Among the elements of these clusters visible in the images are extremely young protostars. These are stellar bodies that haven’t yet gathered enough material from the prenatal cocoons of gas and dust to pile on mass to trigger the nuclear fusion of hydrogen to helium in their cores, the process that defines what an adult or “main sequence” star is.
As any parent who has ended up with baby food in their hair will tell you, all infants are prone to tantrums, and these protostars are no different. But these ejections aren’t Gerber strawberry and banana puree (tasty and great for the hair); they are jets and outflows of superheated gas called “plasma.” Evidence of these stellar tantrums is also visible in the new JWST image.
“In the case of Digel Cloud 2, I did not expect to see such active star formation and spectacular jets,” Izumi added.
The Digel Clouds have a slightly different composition than other regions of the Milky Way. They lack elements heavier than hydrogen and helium, which astronomers somewhat confusingly call “metals.”
This metal-poor nature makes the Digel Clouds a good proxy for studying dwarf galaxies and for understanding the Milky Way’s earlier history before dying stars increased its metal concentration. This team looked for activity in four young star clusters within Digel Clouds 1 and 2, designated 1A, 1B, 2N, and 2S, respectively.
In 2S the astronomers observed a dense and active region of young stars emitting long jets of material from their poles. The team was also able to distinguish the presence of a “sub-cluster” of stars in 2S.
“We know from studying other nearby star-forming regions that as stars form during their early life phase, they start emitting jets of material at their poles,” said Mike Ressler of NASA’s Jet Propulsion Laboratory in Southern California, study team member and principal investigator of the observing program.

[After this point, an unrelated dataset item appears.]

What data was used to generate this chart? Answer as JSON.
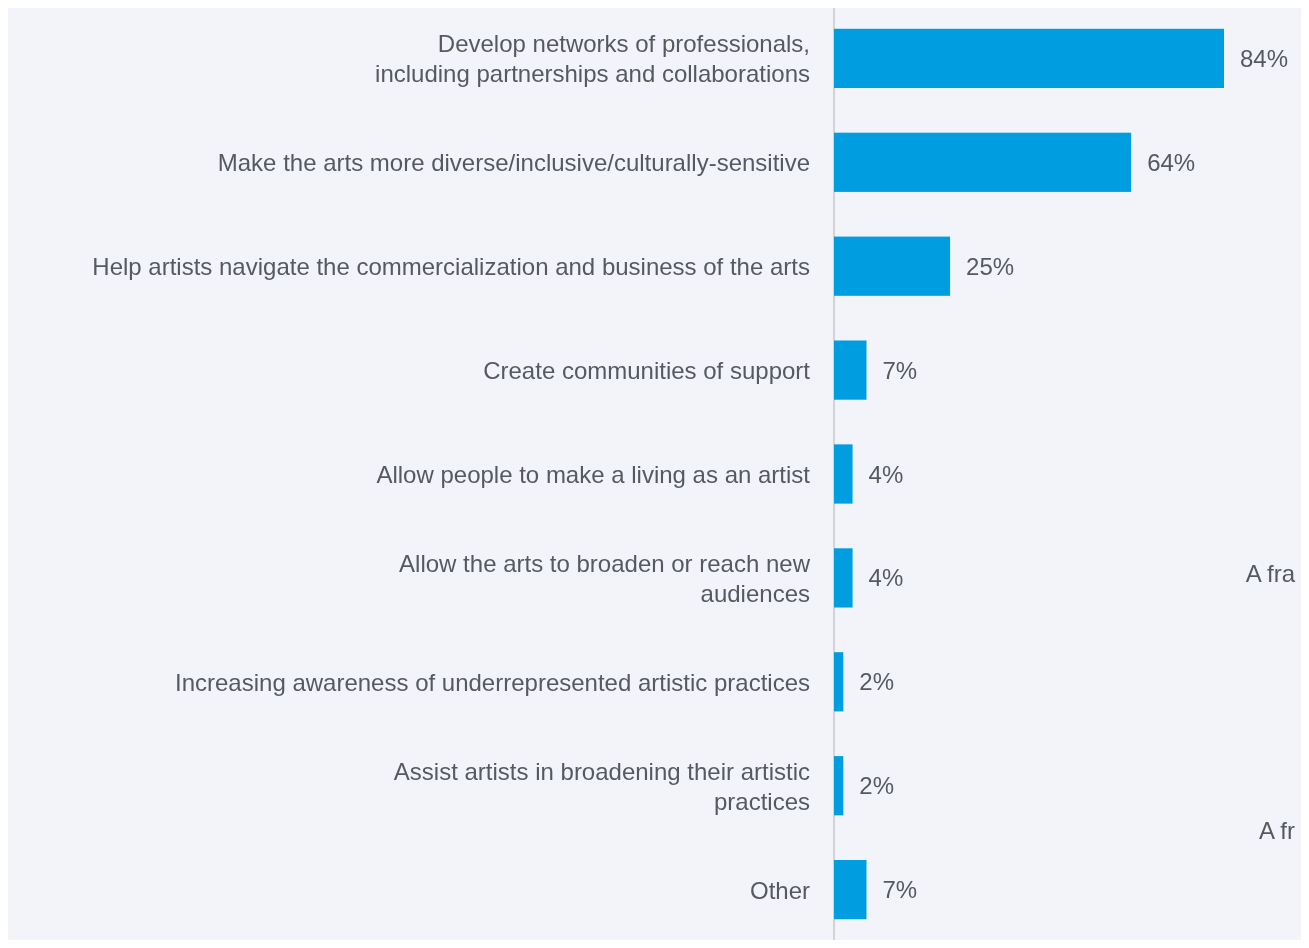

“What was fascinating and astounding to me from the JWST data is that there are multiple jets shooting out in all different directions from this cluster of stars. It’s a little bit like a firecracker, where you see things shooting this way and that.”
This is just the beginning of the team’s study of the Digel Clouds and the Extreme Outer Galaxy with the JWST. They will continue to push to the limit of the Milky Way to solve puzzles such as the relative abundance of stars of various masses within Extreme Outer Galaxy star clusters.
This could help scientists to better understand how different environments influence the formation of different star types.
“I’m interested in continuing to study how star formation is occurring in these regions. By combining data from different observatories and telescopes, we can examine each stage in the evolution process,” Izumi concluded. “We also plan to investigate circumstellar disks within the Extreme Outer Galaxy. We still don’t know why their lifetimes are shorter than in star-forming regions much closer to us. And, of course, I’d like to understand the kinematics of the jets we detected in Cloud 2S.”
The team’s research is published in the Astronomical Journal.